Friday, December 3, 2010

When all else fails

There is an old German proverb that suggests: He who borrows sells his freedom. This is true in some respects. I remember growing up in a time when borrowing money and establishing credit in the process was the key to adulthood. It still is in many ways as your lives become entangled in the need for better-than-average credit scores. Credit scores have drifted into every corner of our financial lives, impacting not only the cost of our insurance but also finding your handling of your debt a precursor to getting a good paying job.

But unlike some of the borrower/sorrower quotes attributed to Benjamin Franklin, having access to money when you need it can often be just enough of a bridge to get you over short-term bumps in the road.

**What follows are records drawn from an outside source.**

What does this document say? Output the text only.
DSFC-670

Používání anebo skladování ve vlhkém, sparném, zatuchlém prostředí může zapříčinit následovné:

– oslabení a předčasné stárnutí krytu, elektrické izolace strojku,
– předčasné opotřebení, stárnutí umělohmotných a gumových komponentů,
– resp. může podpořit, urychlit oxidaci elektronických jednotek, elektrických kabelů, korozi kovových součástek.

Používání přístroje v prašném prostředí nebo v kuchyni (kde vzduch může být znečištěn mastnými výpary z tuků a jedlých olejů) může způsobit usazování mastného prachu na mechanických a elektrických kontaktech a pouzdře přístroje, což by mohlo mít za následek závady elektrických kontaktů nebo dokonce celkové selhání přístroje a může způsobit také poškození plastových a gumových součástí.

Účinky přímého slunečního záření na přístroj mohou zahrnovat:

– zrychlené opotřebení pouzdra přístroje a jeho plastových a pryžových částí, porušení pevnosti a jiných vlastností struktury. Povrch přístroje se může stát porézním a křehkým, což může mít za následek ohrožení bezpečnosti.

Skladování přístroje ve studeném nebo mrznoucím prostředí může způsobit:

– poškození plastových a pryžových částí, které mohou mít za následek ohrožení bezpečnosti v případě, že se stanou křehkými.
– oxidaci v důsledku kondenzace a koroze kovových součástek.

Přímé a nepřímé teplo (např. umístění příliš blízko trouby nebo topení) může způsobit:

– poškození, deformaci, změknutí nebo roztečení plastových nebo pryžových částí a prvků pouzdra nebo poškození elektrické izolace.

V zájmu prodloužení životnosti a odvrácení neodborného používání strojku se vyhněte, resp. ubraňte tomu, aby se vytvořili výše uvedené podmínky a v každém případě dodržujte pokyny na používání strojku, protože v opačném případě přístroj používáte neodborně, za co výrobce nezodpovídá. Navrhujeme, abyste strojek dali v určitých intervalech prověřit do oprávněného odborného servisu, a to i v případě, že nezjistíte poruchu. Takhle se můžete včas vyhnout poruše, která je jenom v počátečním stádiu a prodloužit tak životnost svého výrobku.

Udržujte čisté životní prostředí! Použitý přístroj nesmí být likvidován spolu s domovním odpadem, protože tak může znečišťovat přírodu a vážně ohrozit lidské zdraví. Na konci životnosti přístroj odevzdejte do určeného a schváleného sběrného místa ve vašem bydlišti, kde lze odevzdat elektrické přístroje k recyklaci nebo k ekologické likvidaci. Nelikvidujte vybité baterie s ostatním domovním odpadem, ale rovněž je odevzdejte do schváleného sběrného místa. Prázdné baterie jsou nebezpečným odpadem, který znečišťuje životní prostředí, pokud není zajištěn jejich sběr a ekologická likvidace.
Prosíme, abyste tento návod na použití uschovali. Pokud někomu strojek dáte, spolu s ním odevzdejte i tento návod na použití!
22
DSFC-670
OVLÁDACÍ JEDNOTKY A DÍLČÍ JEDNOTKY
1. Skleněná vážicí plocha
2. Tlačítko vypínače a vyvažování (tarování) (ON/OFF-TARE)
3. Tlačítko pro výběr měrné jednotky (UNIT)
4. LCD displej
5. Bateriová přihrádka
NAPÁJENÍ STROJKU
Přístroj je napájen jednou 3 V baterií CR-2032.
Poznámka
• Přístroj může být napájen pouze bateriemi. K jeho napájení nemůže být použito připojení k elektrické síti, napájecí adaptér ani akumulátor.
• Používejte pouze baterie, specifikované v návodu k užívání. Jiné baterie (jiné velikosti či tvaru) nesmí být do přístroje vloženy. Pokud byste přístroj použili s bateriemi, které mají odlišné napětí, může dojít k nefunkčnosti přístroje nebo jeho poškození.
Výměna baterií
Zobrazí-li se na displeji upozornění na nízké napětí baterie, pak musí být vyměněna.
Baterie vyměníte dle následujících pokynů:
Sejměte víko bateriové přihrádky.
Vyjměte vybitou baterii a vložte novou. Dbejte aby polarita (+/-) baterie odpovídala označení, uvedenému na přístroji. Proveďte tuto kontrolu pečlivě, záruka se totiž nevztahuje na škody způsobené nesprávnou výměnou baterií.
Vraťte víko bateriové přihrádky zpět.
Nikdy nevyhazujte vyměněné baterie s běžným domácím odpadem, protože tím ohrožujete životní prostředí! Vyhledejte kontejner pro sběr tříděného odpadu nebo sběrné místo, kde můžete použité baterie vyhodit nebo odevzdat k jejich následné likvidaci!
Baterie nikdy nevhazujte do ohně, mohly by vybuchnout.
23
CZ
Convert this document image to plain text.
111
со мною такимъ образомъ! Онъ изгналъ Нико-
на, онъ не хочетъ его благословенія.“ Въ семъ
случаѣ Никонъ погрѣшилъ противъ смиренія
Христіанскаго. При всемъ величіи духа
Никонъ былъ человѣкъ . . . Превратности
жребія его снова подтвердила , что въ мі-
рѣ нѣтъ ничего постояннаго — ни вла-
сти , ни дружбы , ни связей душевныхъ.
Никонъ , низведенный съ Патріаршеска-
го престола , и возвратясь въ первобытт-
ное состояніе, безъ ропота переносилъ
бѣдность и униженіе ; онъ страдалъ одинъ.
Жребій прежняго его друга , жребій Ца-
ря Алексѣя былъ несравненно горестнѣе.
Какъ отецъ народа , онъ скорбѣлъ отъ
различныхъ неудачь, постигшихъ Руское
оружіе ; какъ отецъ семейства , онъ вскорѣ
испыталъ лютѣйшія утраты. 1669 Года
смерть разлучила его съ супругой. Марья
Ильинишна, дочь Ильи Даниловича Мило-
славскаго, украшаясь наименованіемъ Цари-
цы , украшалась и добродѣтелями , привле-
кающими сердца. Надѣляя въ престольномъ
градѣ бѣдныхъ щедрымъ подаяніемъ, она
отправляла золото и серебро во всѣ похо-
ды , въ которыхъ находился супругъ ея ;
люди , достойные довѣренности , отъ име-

One of the most typical kinds of personal loans is used for home improvements. These loans are usually short-term (1-5 years) and often lent at a favorable rate (depending on the quality of your credit score). By simply proving you have a monthly income, are able to pay your bills on time and showing how you intend on using the money, these loans are relatively easy to get - even in today's economy. You might have to do your homework and possibly adjust how much you need based on your debt-to-income ratio. But of you have shown your financial accumen when it comes to using money - more specifically, other people's money, the process can often be relatively painless.

Less attractive is the emergency cash loan. These types of loans have been vilified in almost every corner of the lending market and with good reason. Most folks who use them are not as financially savvy as their cohorts with good credit, they often are not accustomed to turning to the bank or other lending institutions and because of this, are a much higher risk. But the fact remains, emergencies do and will happen. Whether you see this as a lender of last resort - and you should - depends on how the rest of your financial picture looks.

These types of loans are often incredibly short-term (as most emergencies tend to be). Someone considering them should have closely examined every avenue prior to committing to them. They need to understand that the only way these loans will work is to pay them off, in full, when they come due.

More than home improvements and emergencies, the vast majority will use borrowers to fund a break for the work-a-day world. Vacation loans are often based on your ability to pay (you must be working or receiving enough of a benefit package to pay the loan back) and can be quite tempting. This becomes a personal argument: how much do you need a break and how much are you willing to pay after-the-fact for the time away?

As with all loans, the key is to paying on time and perhaps even budgeting to pay a little towards the principal. In other words, the minimum payment the lender requires should not be the payment you are budgeting for when you decide to borrow the money. You need to budget for more. By paying some additional cash to the lender, earmarked for the principal, you will pay less in interest, be paid off sooner and be able to build a much more desirable credit score in the process.

Keep in mind, every borrowing opportunity needs to be carefully examined.